Gravity… in space
On your way to Mars to study its gravitational forces, you notice that a strange sensor has been lit on the control room dashboard and the alarm has been set off. A doorway has been compromised by aliens who were trying to enter the spaceship. Before you realize, the aliens are pirating the spaceship leading it on the same path as a comet which is about to cross your path and cause the biggest explosion ever recorded, destroying the Milky Way. The aerospace engineers who constructed the spaceship methodically hid a number of puzzles and riddles around the spacecraft for a case of emergency such as this. The puzzles, once solved, reveal a top-secret code, which will enable you to retain control of the spaceship through your phone and instantly release a lethal substance that kills all alien forms of life within the spaceship.

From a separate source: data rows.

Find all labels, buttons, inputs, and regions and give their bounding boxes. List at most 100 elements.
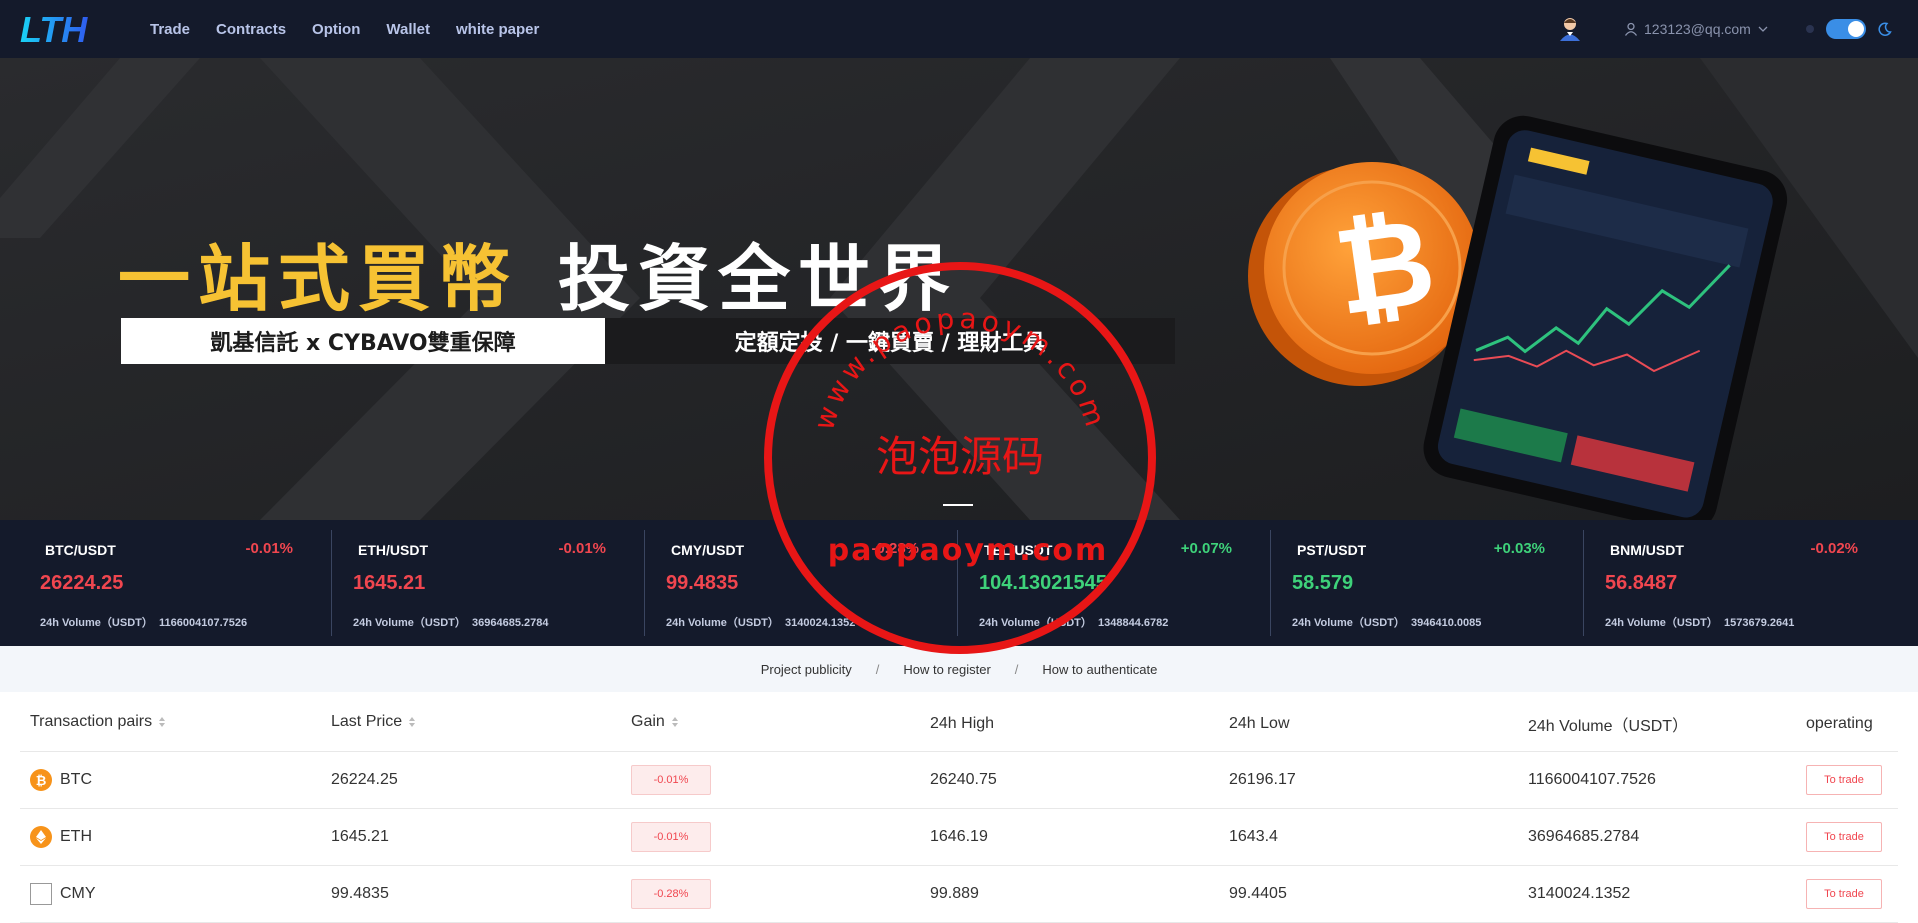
header-last-label: Last Price	[331, 712, 403, 730]
table-row[interactable]: ETH 1645.21 -0.01% 1646.19 1643.4 36964685.27…	[20, 809, 1898, 866]
to-trade-button[interactable]: To trade	[1806, 822, 1882, 852]
cell-last-price: 99.4835	[331, 885, 389, 902]
customer-service-icon[interactable]	[1556, 14, 1584, 42]
header-last-price[interactable]: Last Price	[331, 692, 416, 751]
ticker-divider	[331, 530, 332, 636]
table-row[interactable]: CMY 99.4835 -0.28% 99.889 99.4405 3140024.135…	[20, 866, 1898, 923]
ethereum-icon	[30, 826, 52, 848]
account-menu[interactable]: 123123@qq.com	[1624, 0, 1769, 58]
ticker-volume: 24h Volume（USDT） 1166004107.7526	[40, 617, 248, 629]
table-header: Transaction pairs Last Price Gain 24h Hi…	[20, 692, 1898, 752]
gain-badge: -0.28%	[631, 879, 711, 909]
table-body: ₿ BTC 26224.25 -0.01% 26240.75 26196.17 116600…	[20, 752, 1898, 923]
ticker-card[interactable]: BNM/USDT -0.02% 56.8487 24h Volume（USDT） 15…	[1565, 520, 1878, 646]
cell-gain: -0.28%	[631, 866, 711, 922]
header-gain[interactable]: Gain	[631, 692, 679, 751]
ticker-divider	[1583, 530, 1584, 636]
link-separator: /	[1014, 661, 1019, 677]
cell-24h-high: 26240.75	[930, 771, 997, 788]
header-24h-volume: 24h Volume（USDT）	[1528, 717, 1689, 735]
cell-24h-high: 99.889	[930, 885, 979, 902]
cell-last-price: 26224.25	[331, 771, 398, 788]
nav-option[interactable]: Option	[312, 21, 360, 38]
ticker-strip: BTC/USDT -0.01% 26224.25 24h Volume（USDT） 1…	[0, 520, 1918, 646]
link-how-to-authenticate[interactable]: How to authenticate	[1042, 662, 1157, 677]
cell-gain: -0.01%	[631, 752, 711, 808]
header-gain-label: Gain	[631, 712, 665, 730]
cell-24h-volume: 36964685.2784	[1528, 828, 1640, 845]
to-trade-button[interactable]: To trade	[1806, 879, 1882, 909]
link-project-publicity[interactable]: Project publicity	[761, 662, 852, 677]
ticker-volume: 24h Volume（USDT） 1573679.2641	[1605, 617, 1795, 629]
header-transaction-pairs[interactable]: Transaction pairs	[30, 692, 166, 751]
ticker-price: 26224.25	[40, 572, 124, 594]
svg-text:₿: ₿	[1327, 192, 1443, 343]
ticker-card[interactable]: BTC/USDT -0.01% 26224.25 24h Volume（USDT） 1…	[0, 520, 313, 646]
ticker-divider	[957, 530, 958, 636]
nav-trade[interactable]: Trade	[150, 21, 190, 38]
ticker-card[interactable]: ETH/USDT -0.01% 1645.21 24h Volume（USDT） 36…	[313, 520, 626, 646]
cell-24h-low: 26196.17	[1229, 771, 1296, 788]
top-header: LTH Trade Contracts Option Wallet white …	[0, 0, 1918, 58]
cell-coin: ₿ BTC	[30, 752, 92, 808]
ticker-gain: +0.03%	[1493, 540, 1545, 557]
carousel-indicator[interactable]	[943, 504, 973, 506]
banner-subtitle-left: 凱基信託 x CYBAVO雙重保障	[121, 318, 605, 364]
sort-icon[interactable]	[158, 716, 166, 728]
cell-coin: ETH	[30, 809, 92, 865]
moon-icon	[1878, 22, 1892, 36]
account-email: 123123@qq.com	[1644, 21, 1751, 37]
ticker-pair: PST/USDT	[1297, 542, 1367, 558]
lth-logo[interactable]: LTH	[20, 10, 98, 48]
ticker-volume: 24h Volume（USDT） 3946410.0085	[1292, 617, 1482, 629]
nav-contracts[interactable]: Contracts	[216, 21, 286, 38]
theme-switcher	[1806, 0, 1892, 58]
user-icon	[1624, 22, 1638, 36]
header-24h-high: 24h High	[930, 714, 995, 732]
ticker-pair: TEL/USDT	[984, 542, 1053, 558]
cell-24h-low: 1643.4	[1229, 828, 1278, 845]
ticker-price: 1645.21	[353, 572, 426, 594]
nav-white-paper[interactable]: white paper	[456, 21, 539, 38]
gain-badge: -0.01%	[631, 822, 711, 852]
header-pair-label: Transaction pairs	[30, 712, 153, 730]
headline-white: 投資全世界	[558, 237, 959, 321]
ticker-price: 99.4835	[666, 572, 739, 594]
svg-text:LTH: LTH	[20, 10, 88, 48]
ticker-gain: -0.01%	[558, 540, 606, 557]
ticker-divider	[1270, 530, 1271, 636]
ticker-card[interactable]: TEL/USDT +0.07% 104.13021545 24h Volume（USD…	[939, 520, 1252, 646]
banner-headline: 一站式買幣 投資全世界	[118, 220, 958, 325]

To get this code, one must be perfectly equipped to understand Newtonian physics and be familiar with the notions of gravity. Can you make it on time? The comet will cross your path in 50 minutes.
Isaac Newton
Sir Isaac Newton was an English mathematician, physicist, astronomer, theologian and author. His infamous scientific discoveries make him of the most influential scientists of all time.
Isaac Newton was in 1643 in England. When he attended Trinity College in Cambridge University in 1661, where he discovered the generalized binomial theorem and began to develop a mathematical theory that later became known as calculus. He also discovered Newton’s identities, Newton’s method, classified cubic plane curves, made substantial contributions to the theory of finite differences, and was the first to use fractional indices and to employ coordinate geometry to derive solutions to Diophantine equations. Later on, he worked on mechanics, publishing the three universal laws of motion in 1687, laying the foundation for classical mechanics. These contributed to many advances during the Industrial Revolution and were not improved for more than 200 years. He also recognized the deviation of the Sun from the center of gravity of the Solar System. Additionally, Newton found 72 out of 78 species of cubic curves and categorized them into 4 types. He also built the first practical reflecting telescope and he used his description of gravity to derive Kepler’s laws of planetary motion, account for tides, the trajectories of comets and the precession of the equinoxes.